[MENTION=16165]alan1[/MENTION]
If you go to the Secretary of State website, take a little time, and digest the system by which visas are granted you will see the problem. You have to understand the system but once you do, you can see how long it takes people from each country to become eligible for a visa. Right now, a person in Mexico will wait 10 or more years, sometimes even 15 years, to get a work visa while the person from India will not wait very long at all. There is a system of quotas for each country which do not match the numbers of jobs the immigrants can get once they are here. That is part of the problem.
But every undocumented alien who is here didn't jump the river. Many of them came here on legal work visas and just did not return home. Should they return home with the expired visa, it would trigger a 10 year bar of them returning to the US. So they are not motivated to comply. I have a cousin who bought a house from an Indian couple who got caught up in that 10 year bar thingy. They got a mega beautiful house for a little of nothing because the people had to unload it.
Immigration law is not at all straight forward. But the bottom line is if you come here on a visa and stay after it expires you have committed no crime. If you jump the river, that is illegal entry which is a misdemeanor.
See if you can get a handle on the Secretary of State website, quota, wait times, etc. and that will help you immensely.
[MENTION=21954]Sunshine[/MENTION]
As for the part in
blue, I would like to point out that I said nothing of the sort. I understand that many illegals exist that came about through work visa's, college study programs, and even passports where the person never returned home.
Your statement about an expiring visa not being a crime is a little misleading. If one continues to work in this country after their work visa has expired, that is a crime. If they aren't working, then no crime is committed.
As a matter of fact, the company I work for has contracted with another company that provides labor to write computer code for us. The vast majority of that companies employees are Indian and working here on visa's. If one of their employees visa's expires, they won't let that person work in the US and they force them to return to India if they want to keep their job.
You do make a good point about it taking different amounts of waiting time to acquire a visa depending upon which country one is from. Is any of that based on job skills, or specific job skills needed in the US labor force? I ask because I don't know. But... you brought up India and Mexico... I do know that as a nation, India has been very proactive about educating their citizenry in high demand and high education fields such as computer development and medicine, Mexico has not.
[MENTION=16165]alan1[/MENTION]
I didn't say you said that. I merely made a point.
No particular job skills are required. But when they come they have to declare a particular place they are going.

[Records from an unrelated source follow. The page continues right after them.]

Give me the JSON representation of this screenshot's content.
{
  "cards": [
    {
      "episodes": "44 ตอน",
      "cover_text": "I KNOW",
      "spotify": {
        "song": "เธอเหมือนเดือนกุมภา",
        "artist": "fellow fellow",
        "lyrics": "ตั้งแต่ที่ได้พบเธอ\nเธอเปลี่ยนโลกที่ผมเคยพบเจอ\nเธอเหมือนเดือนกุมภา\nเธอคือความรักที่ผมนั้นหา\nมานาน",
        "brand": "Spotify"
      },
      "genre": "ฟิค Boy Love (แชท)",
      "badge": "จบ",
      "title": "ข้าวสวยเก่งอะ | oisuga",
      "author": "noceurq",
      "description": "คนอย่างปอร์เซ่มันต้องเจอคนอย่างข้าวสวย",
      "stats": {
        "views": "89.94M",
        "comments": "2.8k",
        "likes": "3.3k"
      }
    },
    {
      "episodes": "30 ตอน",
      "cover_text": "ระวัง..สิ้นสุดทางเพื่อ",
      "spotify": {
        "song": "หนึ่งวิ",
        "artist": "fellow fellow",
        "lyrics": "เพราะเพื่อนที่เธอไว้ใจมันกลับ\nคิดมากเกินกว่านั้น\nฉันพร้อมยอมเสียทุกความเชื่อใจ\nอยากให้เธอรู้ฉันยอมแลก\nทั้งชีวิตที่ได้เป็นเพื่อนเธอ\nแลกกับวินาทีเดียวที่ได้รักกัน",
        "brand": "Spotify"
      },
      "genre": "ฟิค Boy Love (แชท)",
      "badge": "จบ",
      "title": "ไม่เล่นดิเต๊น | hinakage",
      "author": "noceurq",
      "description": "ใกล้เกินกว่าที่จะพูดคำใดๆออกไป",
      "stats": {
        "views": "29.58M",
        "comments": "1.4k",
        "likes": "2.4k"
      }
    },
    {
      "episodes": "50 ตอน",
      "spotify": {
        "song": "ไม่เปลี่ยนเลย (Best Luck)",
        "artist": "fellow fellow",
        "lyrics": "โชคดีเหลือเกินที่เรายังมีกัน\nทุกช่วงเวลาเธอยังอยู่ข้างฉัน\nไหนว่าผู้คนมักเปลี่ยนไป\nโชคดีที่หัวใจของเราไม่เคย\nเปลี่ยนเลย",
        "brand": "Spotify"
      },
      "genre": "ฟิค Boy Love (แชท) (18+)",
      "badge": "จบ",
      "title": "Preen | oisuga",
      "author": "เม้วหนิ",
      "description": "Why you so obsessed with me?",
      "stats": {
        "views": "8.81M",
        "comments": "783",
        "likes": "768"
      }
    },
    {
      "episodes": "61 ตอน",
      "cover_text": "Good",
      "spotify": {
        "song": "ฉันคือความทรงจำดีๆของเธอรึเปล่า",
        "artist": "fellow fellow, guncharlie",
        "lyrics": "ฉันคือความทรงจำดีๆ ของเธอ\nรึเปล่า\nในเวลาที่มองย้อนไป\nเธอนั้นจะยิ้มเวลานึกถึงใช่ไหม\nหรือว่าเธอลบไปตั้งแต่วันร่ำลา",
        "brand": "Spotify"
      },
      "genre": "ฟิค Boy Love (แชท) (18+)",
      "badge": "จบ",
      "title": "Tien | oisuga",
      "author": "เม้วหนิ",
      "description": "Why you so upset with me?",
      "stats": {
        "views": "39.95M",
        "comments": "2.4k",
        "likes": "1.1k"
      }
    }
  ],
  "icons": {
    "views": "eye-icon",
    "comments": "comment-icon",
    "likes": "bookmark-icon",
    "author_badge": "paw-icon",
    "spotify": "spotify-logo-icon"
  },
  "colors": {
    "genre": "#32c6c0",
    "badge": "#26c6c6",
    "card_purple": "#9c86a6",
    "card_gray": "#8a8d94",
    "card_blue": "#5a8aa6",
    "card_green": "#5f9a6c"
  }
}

However, they don't have to even go there let alone stay there. It's a free country. Just like the rest of us they can go where they please.
Mexicans are well trained in the trades. They do a really good job with construction related work. A contractor I bought a house from in TN used Mexicans, and they did an excellent job on the house. They are skilled painters, tile workers, carpenters, etc. But no demand in Mexico. When I had my rotator cuff surgery in TN the physical therapy place had just moved to a new building and all areas of it were not completed. Mexicans were in there painting. They were doing an excellent job, they were quiet and respectful, and whispered rather than talking aloud when patients were present. There are a lot who do menial jobs too, though. I saw one, a woman, out sweeping the water off the parking lot here where I'm staying. She was really going at it. Before I came back home from TN, the home inspector found my roof had hail damage. We had a big hail storm that year with golf ball size hail. I had to have a new roof put on before I could sell it. The contractor brought out a crew of Mexicans and they finished that puppy in a day, did a good job, and the clean up was perfect.
I don't know if they who were working there were legal or not. But I do know from my Immigration Law study that 'documents' (forged) are not hard to come buy. And it is not the employers duty to prove the documents are real, only to take them and record them. Even the SS system will not challenge a number that is not a valid number. SS just takes the money on that number and that's the end of it.
Basically they are the new slave class in the US.
I can also tell you that a business that is using illegals can often catch the attention of the IRS if they turn in labor expenses and has not paid in any SS or taxes on their employees. So a business that uses them will not get the tax break that businesses get on that particular expense because they can't really claim it. If they are claiming other expenses related to a labor intensive company, and not labor, it also runs up a red flag to the IRS. Our system is not completely stupid. It just behaves that way at times.
Our government has several avenues to know where the undocumented workers are and who is employing them. The ones above are the best. This country is all about commerce. We have lost so much to other countries in terms of jobs I'm sure the government doesn't want to lose more. Even though it is not Americans doing the work, they are paying into the system in a big way and not getting what they pay for.
He belongs to a big club. As the debate over Social Security heats up, the estimated seven million or so illegal immigrant workers in the United States are now providing the system with a subsidy of as much as $7 billion a year.